Subventions : les Algériens peuvent-ils vraiment s’en passer ?
Ryad Hamadi, TSA, 07 Juin 2022
Au moment où l’Algérie songe à réviser son système de subventions « universelles » des produits de première nécessité, c’est au contraire un « produit » supplémentaire, totalement inattendu, que l’État s’engage à prendre en charge en partie.
Il s’agit du hadj, le pèlerinage aux lieux saint de l’islam. Son coût pour cette année est fixé à un peu plus de 850. 000 dinars algériens, incluant tous les frais, entre le billet d’avion et le séjour en Arabie saoudite. Le montant est jugé excessif et pas à la portée de tous ceux qui désirent accomplir le cinquième pilier de l’islam.
La Fédération algérienne des consommateurs (FAC) a par exemple demandé la baisse du prix du billet d’avion et la prise en charge des frais d’hébergement des hadjis. Un débat a même eu lieu au Parlement où des députés ont interpellé le ministre des Affaires religieuses sur la hausse vertigineuse du coût du hadj qui a augmenté de 300.000 dinars par rapport à 2019. En 2020 et 2021, le hadj a été suspendu par l’Arabie saoudite à cause de la pandémie de covid-19.
Une doléance à laquelle le président de la République n’est pas restée insensible. En Conseil des ministres, dimanche 5 juin, Abdelmadjid Tebboune a annoncé une remise de 100.000 dinars pour tous les pèlerins algériens.
« La préoccupation de nos fidèles pèlerins, liée au coût élevé du Hadj, pour cette année, en raison de la situation économique mondiale, a été abordée », a indiqué le Conseil des ministres dans un communiqué. Il a précisé qu’il a décidé d’accorder une « remise de 100 000 dinars » aux candidats algériens au hadj.
Le président de la République a « donné des instructions au ministre des Transports pour indemniser les pèlerins, qui ont payé le prix du billet, dans le cadre du coût total du hadj », a indiqué la Présidence de la République dans un communiqué.
Si l’initiative est louable pour tous ceux qui plaident la facilitation au citoyen de l’accomplissement de ses devoirs religieux, elle soulève pour d’autres une interrogation : le Hadj peut-il faire l’objet de subvention ?
L’interrogation devient encore plus pertinente quand on sait que la subvention touchera tous les candidats au Hadj, même les riches, voire les très riches.
Mêmes les plus riches bénéficient de la subvention
Or, concernant les produits de consommation et l’énergie, c’est la généralisation des subventions à toutes les catégories qui posent problème. C’est même l’argument principal du gouvernement dans son projet de les réviser.

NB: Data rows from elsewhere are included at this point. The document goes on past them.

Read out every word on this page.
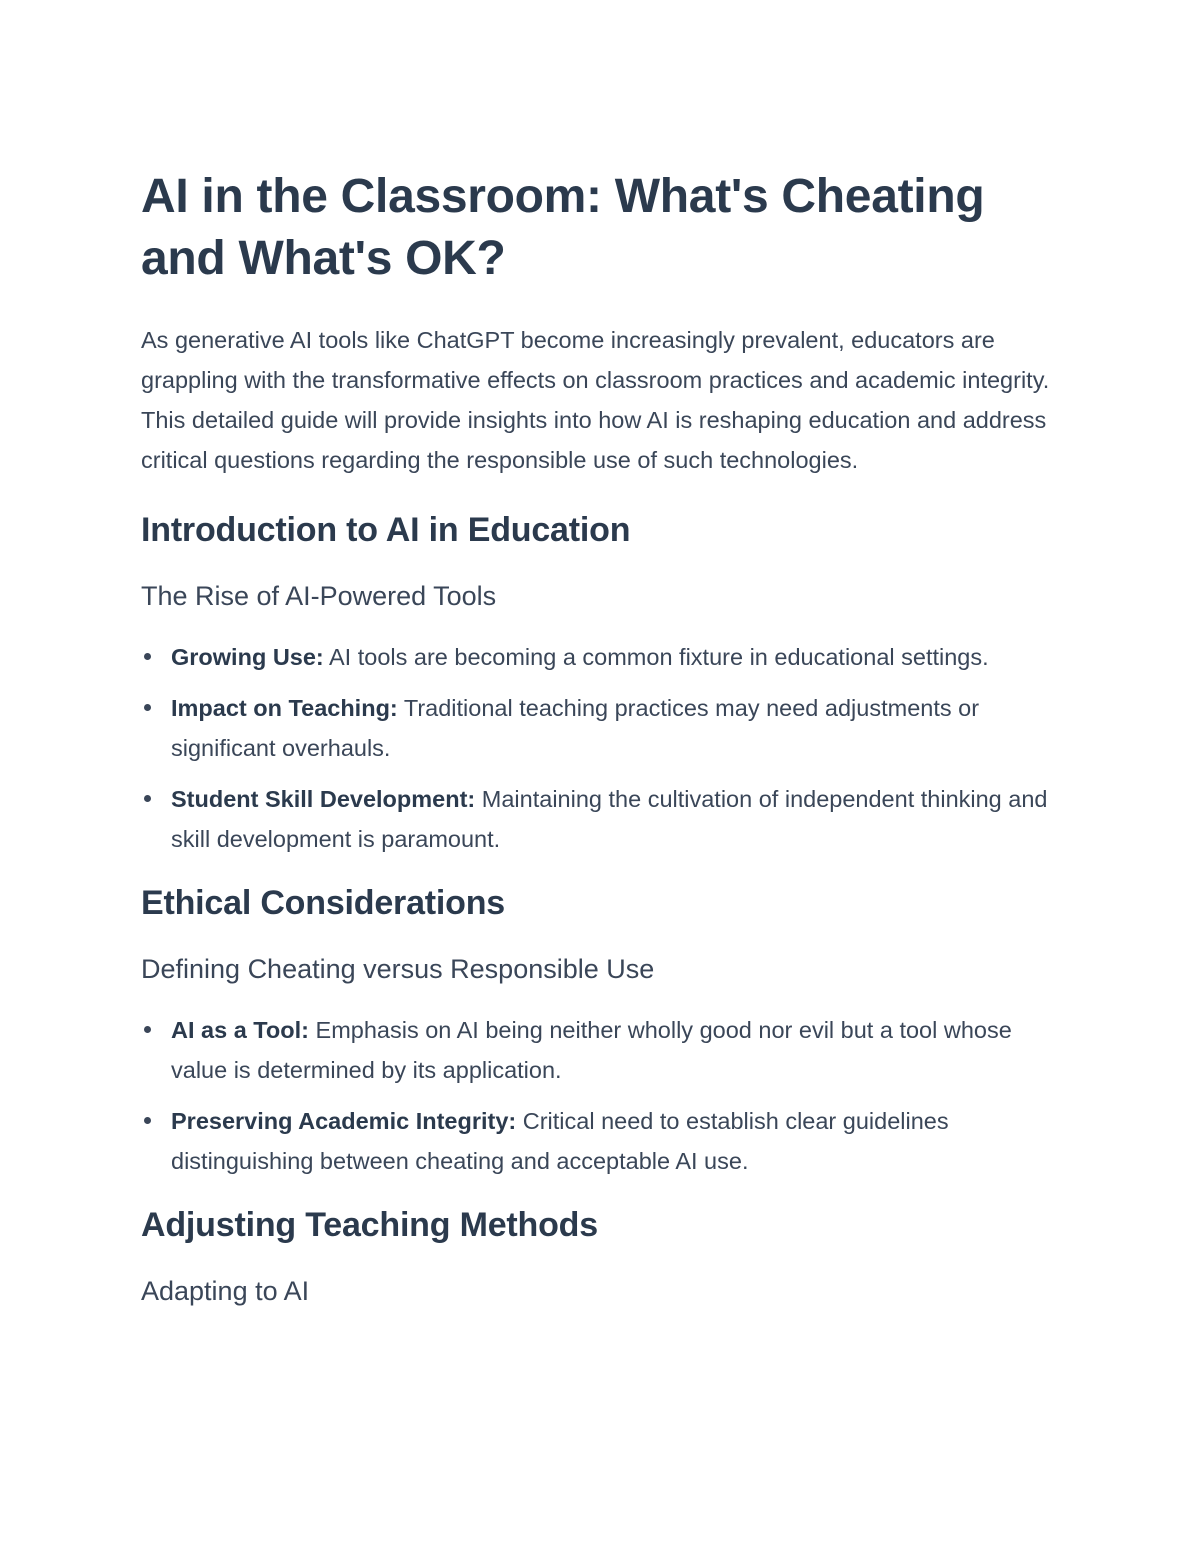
AI in the Classroom: What's Cheating and What's OK?

As generative AI tools like ChatGPT become increasingly prevalent, educators are grappling with the transformative effects on classroom practices and academic integrity. This detailed guide will provide insights into how AI is reshaping education and address critical questions regarding the responsible use of such technologies.

Introduction to AI in Education
The Rise of AI-Powered Tools
Growing Use: AI tools are becoming a common fixture in educational settings.
Impact on Teaching: Traditional teaching practices may need adjustments or significant overhauls.
Student Skill Development: Maintaining the cultivation of independent thinking and skill development is paramount.
Ethical Considerations
Defining Cheating versus Responsible Use
AI as a Tool: Emphasis on AI being neither wholly good nor evil but a tool whose value is determined by its application.
Preserving Academic Integrity: Critical need to establish clear guidelines distinguishing between cheating and acceptable AI use.
Adjusting Teaching Methods
Adapting to AI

De plus, le Hadj constitue certes un des cinq piliers de l’islam, mais ce n’est une obligation que pour « ceux qui ont en ont les moyens » matériels et physiques, donc ceux qui sont en bonne santé et qui peuvent supporter ses frais. Autrement dit, ceux qui ne sont pas dans de telles dispositions, ne sont point tenus de faire le déplacement en Arabie saoudite et effectuer le rituel.
Avant la crise sanitaire, le quota de l’Algérie était d’environ 36 000 pèlerins. Cette année, les autorités saoudiennes ont revu à la baisse le nombre total de pèlerins à recevoir de près de 2 millions à 850.000.

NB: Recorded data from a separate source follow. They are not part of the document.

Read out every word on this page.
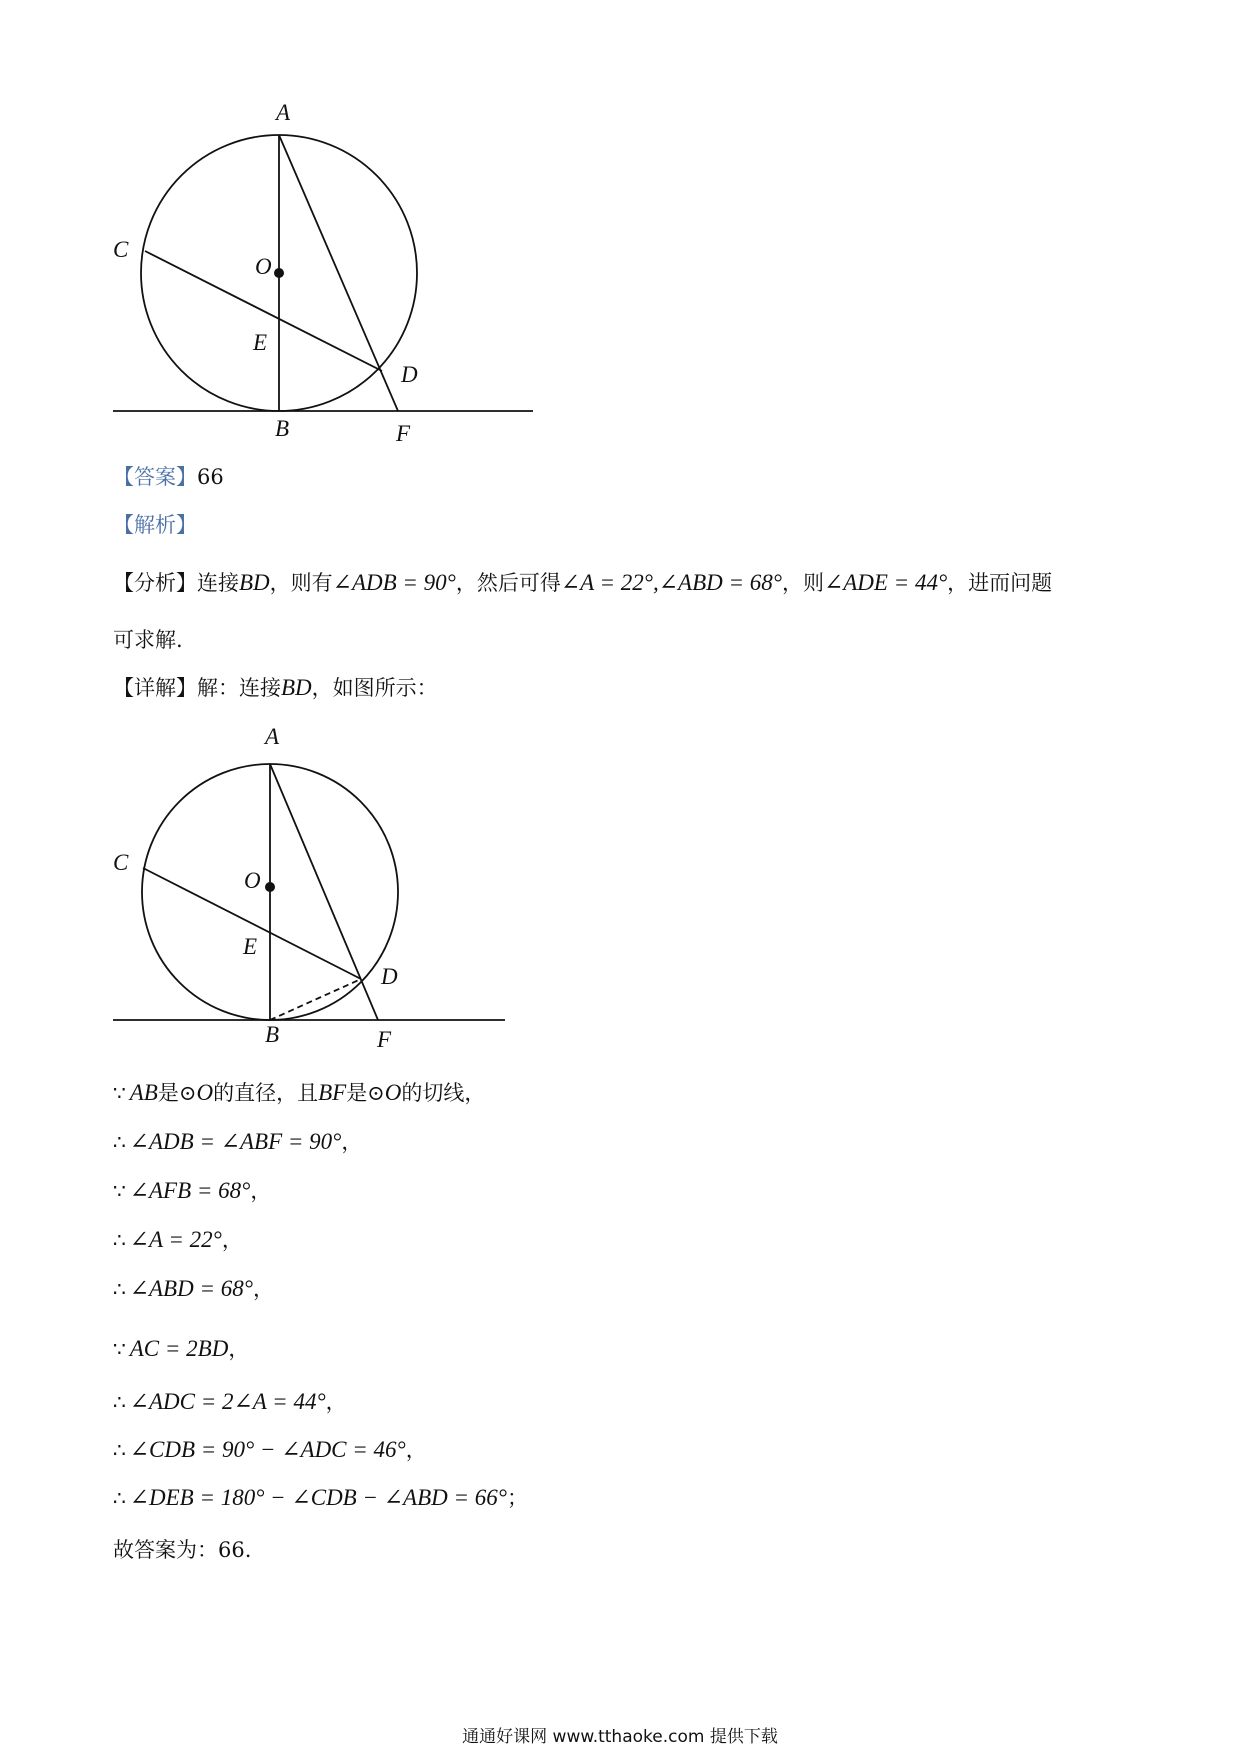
A
O
C
E
D
B	F
【答案】66
【解析】
【分析】连接BD，则有∠ADB = 90°，然后可得∠A = 22°,∠ABD = 68°，则∠ADE = 44°，进而问题
可求解.
【详解】解：连接BD，如图所示：
A
O
C
E
D
B	F
∵ AB是⊙O的直径，且BF是⊙O的切线，
∴ ∠ADB = ∠ABF = 90°，
∵ ∠AFB = 68°，
∴ ∠A = 22°，
∴ ∠ABD = 68°，
∵ AC = 2BD，
∴ ∠ADC = 2∠A = 44°，
∴ ∠CDB = 90° − ∠ADC = 46°，
∴ ∠DEB = 180° − ∠CDB − ∠ABD = 66°；
故答案为：66.
通通好课网 www.tthaoke.com 提供下载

Le quota de l’Algérie est par conséquent réduit de moitié, à un peu plus de 18 000 pèlerins. À raison de 100 000 dinars par hadji, la subvention décidée par le président de la République devrait coûter 1,8 milliard de dinars.

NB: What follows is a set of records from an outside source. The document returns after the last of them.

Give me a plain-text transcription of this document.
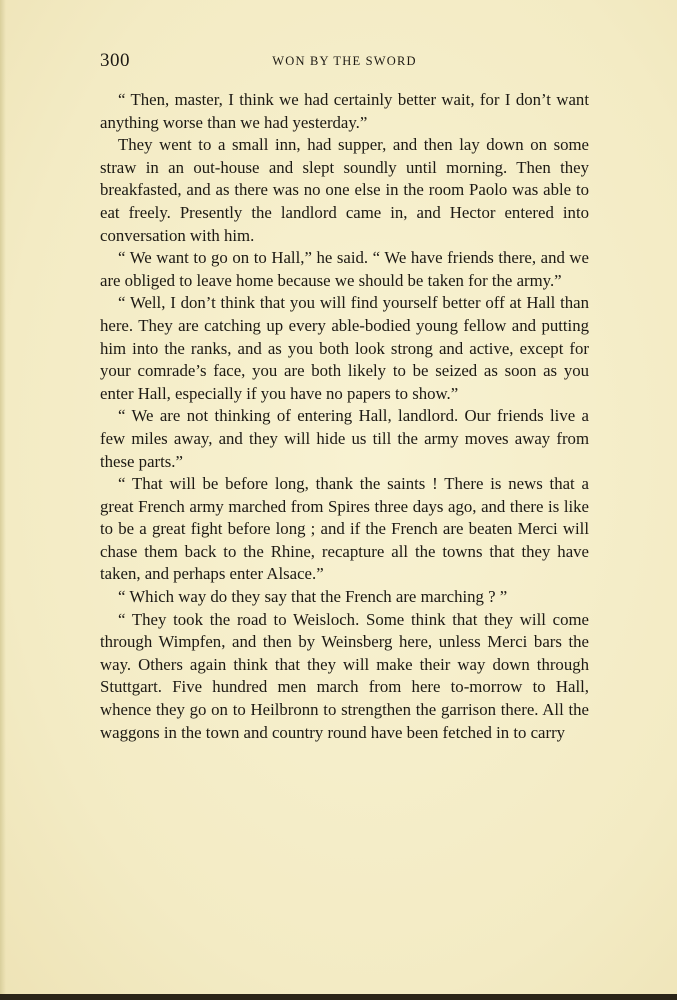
300	WON BY THE SWORD

“ Then, master, I think we had certainly better wait, for I don’t want anything worse than we had yesterday.”

They went to a small inn, had supper, and then lay down on some straw in an out-house and slept soundly until morning. Then they breakfasted, and as there was no one else in the room Paolo was able to eat freely. Presently the landlord came in, and Hector entered into conversation with him.

“ We want to go on to Hall,” he said. “ We have friends there, and we are obliged to leave home because we should be taken for the army.”

“ Well, I don’t think that you will find yourself better off at Hall than here. They are catching up every able-bodied young fellow and putting him into the ranks, and as you both look strong and active, except for your comrade’s face, you are both likely to be seized as soon as you enter Hall, especially if you have no papers to show.”

“ We are not thinking of entering Hall, landlord. Our friends live a few miles away, and they will hide us till the army moves away from these parts.”

“ That will be before long, thank the saints ! There is news that a great French army marched from Spires three days ago, and there is like to be a great fight before long ; and if the French are beaten Merci will chase them back to the Rhine, recapture all the towns that they have taken, and perhaps enter Alsace.”

“ Which way do they say that the French are marching ? ”

“ They took the road to Weisloch. Some think that they will come through Wimpfen, and then by Weinsberg here, unless Merci bars the way. Others again think that they will make their way down through Stuttgart. Five hundred men march from here to-morrow to Hall, whence they go on to Heilbronn to strengthen the garrison there. All the waggons in the town and country round have been fetched in to carry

La subvention du billet d’avion pour le Hadj survient dans un contexte de hausse généralisée des prix de produits de consommation pour facteurs internes et externes liés à l’inflation et aux conséquences de la pandémie de covid-19 sur l’économie mondiale. Cette subvention montre que le gouvernement aura du mal à réformer en profondeur le système des subventions qui est injuste et coûteux, puisque les Algériens ne semblent pas être prêts à s’en passer.